Avant le lever du soleil, nous avons loué une barque pour se balader sur le Gange et faire intrusion dans la vie des Indiens, nous assistons aux ablutions : les Indiens se lavent et prient dans le Gange, ils boivent cette eau sacrée, y font la lessive, jettent les cendres et les ossements de leur morts… mais peut importe elle est sacrée, ils sont persuadés qu’elle leur apporte bienfait alors qu’elle est sûrement la cause de nombreuses maladies. En fin de journée, nous assistons aux crémations sur les ghâts.
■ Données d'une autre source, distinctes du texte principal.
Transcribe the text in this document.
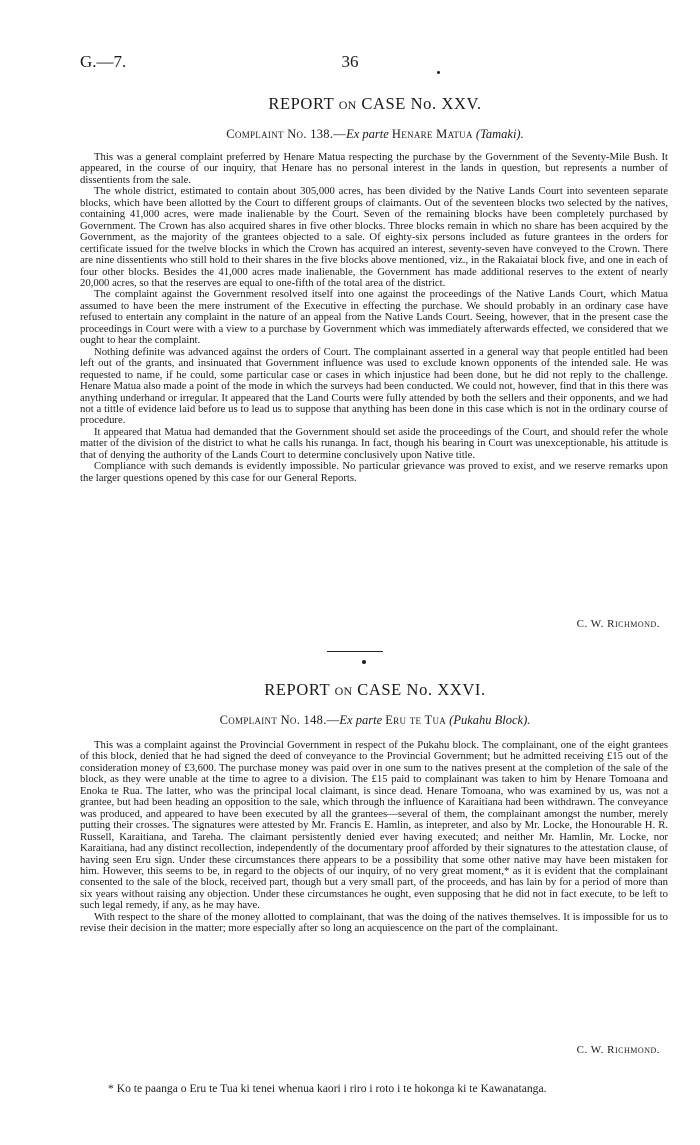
G.—7.	36
REPORT on CASE No. XXV.
Complaint No. 138.—Ex parte Henare Matua (Tamaki).

This was a general complaint preferred by Henare Matua respecting the purchase by the Government of the Seventy-Mile Bush. It appeared, in the course of our inquiry, that Henare has no personal interest in the lands in question, but represents a number of dissentients from the sale.

The whole district, estimated to contain about 305,000 acres, has been divided by the Native Lands Court into seventeen separate blocks, which have been allotted by the Court to different groups of claimants. Out of the seventeen blocks two selected by the natives, containing 41,000 acres, were made inalienable by the Court. Seven of the remaining blocks have been completely purchased by Government. The Crown has also acquired shares in five other blocks. Three blocks remain in which no share has been acquired by the Government, as the majority of the grantees objected to a sale. Of eighty-six persons included as future grantees in the orders for certificate issued for the twelve blocks in which the Crown has acquired an interest, seventy-seven have conveyed to the Crown. There are nine dissentients who still hold to their shares in the five blocks above mentioned, viz., in the Rakaiatai block five, and one in each of four other blocks. Besides the 41,000 acres made inalienable, the Government has made additional reserves to the extent of nearly 20,000 acres, so that the reserves are equal to one-fifth of the total area of the district.

The complaint against the Government resolved itself into one against the proceedings of the Native Lands Court, which Matua assumed to have been the mere instrument of the Executive in effecting the purchase. We should probably in an ordinary case have refused to entertain any complaint in the nature of an appeal from the Native Lands Court. Seeing, however, that in the present case the proceedings in Court were with a view to a purchase by Government which was immediately afterwards effected, we considered that we ought to hear the complaint.

Nothing definite was advanced against the orders of Court. The complainant asserted in a general way that people entitled had been left out of the grants, and insinuated that Government influence was used to exclude known opponents of the intended sale. He was requested to name, if he could, some particular case or cases in which injustice had been done, but he did not reply to the challenge. Henare Matua also made a point of the mode in which the surveys had been conducted. We could not, however, find that in this there was anything underhand or irregular. It appeared that the Land Courts were fully attended by both the sellers and their opponents, and we had not a tittle of evidence laid before us to lead us to suppose that anything has been done in this case which is not in the ordinary course of procedure.

It appeared that Matua had demanded that the Government should set aside the proceedings of the Court, and should refer the whole matter of the division of the district to what he calls his runanga. In fact, though his bearing in Court was unexceptionable, his attitude is that of denying the authority of the Lands Court to determine conclusively upon Native title.

Compliance with such demands is evidently impossible. No particular grievance was proved to exist, and we reserve remarks upon the larger questions opened by this case for our General Reports.

C. W. Richmond.
REPORT on CASE No. XXVI.
Complaint No. 148.—Ex parte Eru te Tua (Pukahu Block).

This was a complaint against the Provincial Government in respect of the Pukahu block. The complainant, one of the eight grantees of this block, denied that he had signed the deed of conveyance to the Provincial Government; but he admitted receiving £15 out of the consideration money of £3,600. The purchase money was paid over in one sum to the natives present at the completion of the sale of the block, as they were unable at the time to agree to a division. The £15 paid to complainant was taken to him by Henare Tomoana and Enoka te Rua. The latter, who was the principal local claimant, is since dead. Henare Tomoana, who was examined by us, was not a grantee, but had been heading an opposition to the sale, which through the influence of Karaitiana had been withdrawn. The conveyance was produced, and appeared to have been executed by all the grantees—several of them, the complainant amongst the number, merely putting their crosses. The signatures were attested by Mr. Francis E. Hamlin, as intepreter, and also by Mr. Locke, the Honourable H. R. Russell, Karaitiana, and Tareha. The claimant persistently denied ever having executed; and neither Mr. Hamlin, Mr. Locke, nor Karaitiana, had any distinct recollection, independently of the documentary proof afforded by their signatures to the attestation clause, of having seen Eru sign. Under these circumstances there appears to be a possibility that some other native may have been mistaken for him. However, this seems to be, in regard to the objects of our inquiry, of no very great moment,* as it is evident that the complainant consented to the sale of the block, received part, though but a very small part, of the proceeds, and has lain by for a period of more than six years without raising any objection. Under these circumstances he ought, even supposing that he did not in fact execute, to be left to such legal remedy, if any, as he may have.

With respect to the share of the money allotted to complainant, that was the doing of the natives themselves. It is impossible for us to revise their decision in the matter; more especially after so long an acquiescence on the part of the complainant.

C. W. Richmond.
* Ko te paanga o Eru te Tua ki tenei whenua kaori i riro i roto i te hokonga ki te Kawanatanga.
Les Indiens brûlent leur morts car lors de la combustion, les cinq éléments dont le corps est composé retournent à leur place par le feu. Seuls les hommes sont autorisés à assister aux crémations, le fils aîné met le feu au bûcher en tournant cinq fois autour. La couleur des draps nous indique s’il s’agit d’hommes (blanc), de femmes (rouge) ou d’enfants et de vieillards ( jaune). Les bûchers sont attisés par des cannes de bambous et lors de ces mouvements du bûcher, nous apercevons de ci de là, des jambes, un bras…. Une fois le bois brûlé et que les âmes des morts ont rejoint le ciel, les cendres et les restes osseux sont jetés dans le Gange. L'homme le plus riche de la ville est le vendeur de bois, les plus pauvres ne peuvent bruler qu'une partie des défunts car le bois étant très cher, ils n'en ont pas les moyens. D'où, des corps non consumer dans le Gange. Varanasi, de par sa situation au bord du Gange est une ville imprégnée de la culture hindouiste.
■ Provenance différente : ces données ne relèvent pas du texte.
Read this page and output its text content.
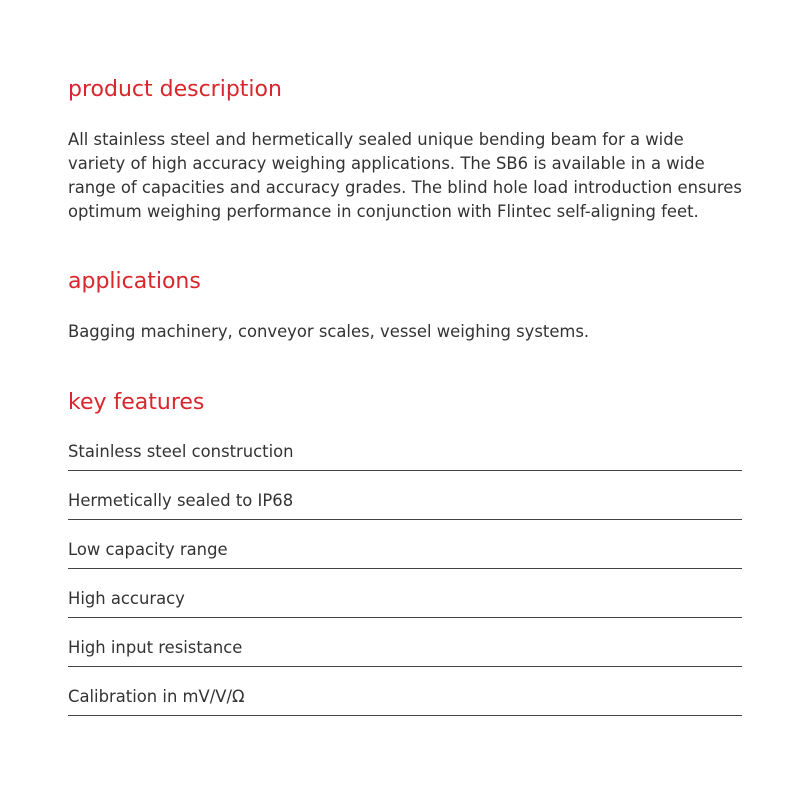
product description

All stainless steel and hermetically sealed unique bending beam for a wide variety of high accuracy weighing applications. The SB6 is available in a wide range of capacities and accuracy grades. The blind hole load introduction ensures optimum weighing performance in conjunction with Flintec self-aligning feet.

applications

Bagging machinery, conveyor scales, vessel weighing systems.

key features
Stainless steel construction
Hermetically sealed to IP68
Low capacity range
High accuracy
High input resistance
Calibration in mV/V/Ω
Le 3 décembre au matin, nous arrivons à Gaya en train, de la nous avons pris un tempo (20Rs pour deux ) pour rejoindre Bodhgaya, haut lieu du bouddhisme puisque c’est ici que le lord est devenu Bouddha après 6 ans d’apprentissage et de méditation. Nous nous baladons à travers la ville et ses divers temples bouddhistes tous plus beaux les uns que les autres. Nous apprenons beaucoup sur le bouddhisme qui est un vrai état d’esprit plus qu’une religion. Nous sommes restées quelques jours ici pour nous mettre dans l’ambiance apaisante de la ville.
Notre dernière escale en Inde fût Calcutta. Nous nous attendions à beaucoup de pauvreté et de misère mais finalement rien. Toute la misère a été repoussée à l’extérieur de la ville. Calcutta fait très moderne comparée aux autres villes que nous avons pu visiter. Le marché aux fleurs est superbe, vu du pont, la rue est pleine de fleurs jaune et orange, très lumineux. Nous nous sommes baladées dans la ville, nous sommes notamment passé au dispensaire de mère Thérésa.
Nous avons fait quelques emplettes avant notre départ pour le Myanmar le 9 décembre.
Nous avons adoré l’Inde et nous avons hâte d’y retourner pour pouvoir visiter d’autres régions de ce grand pays.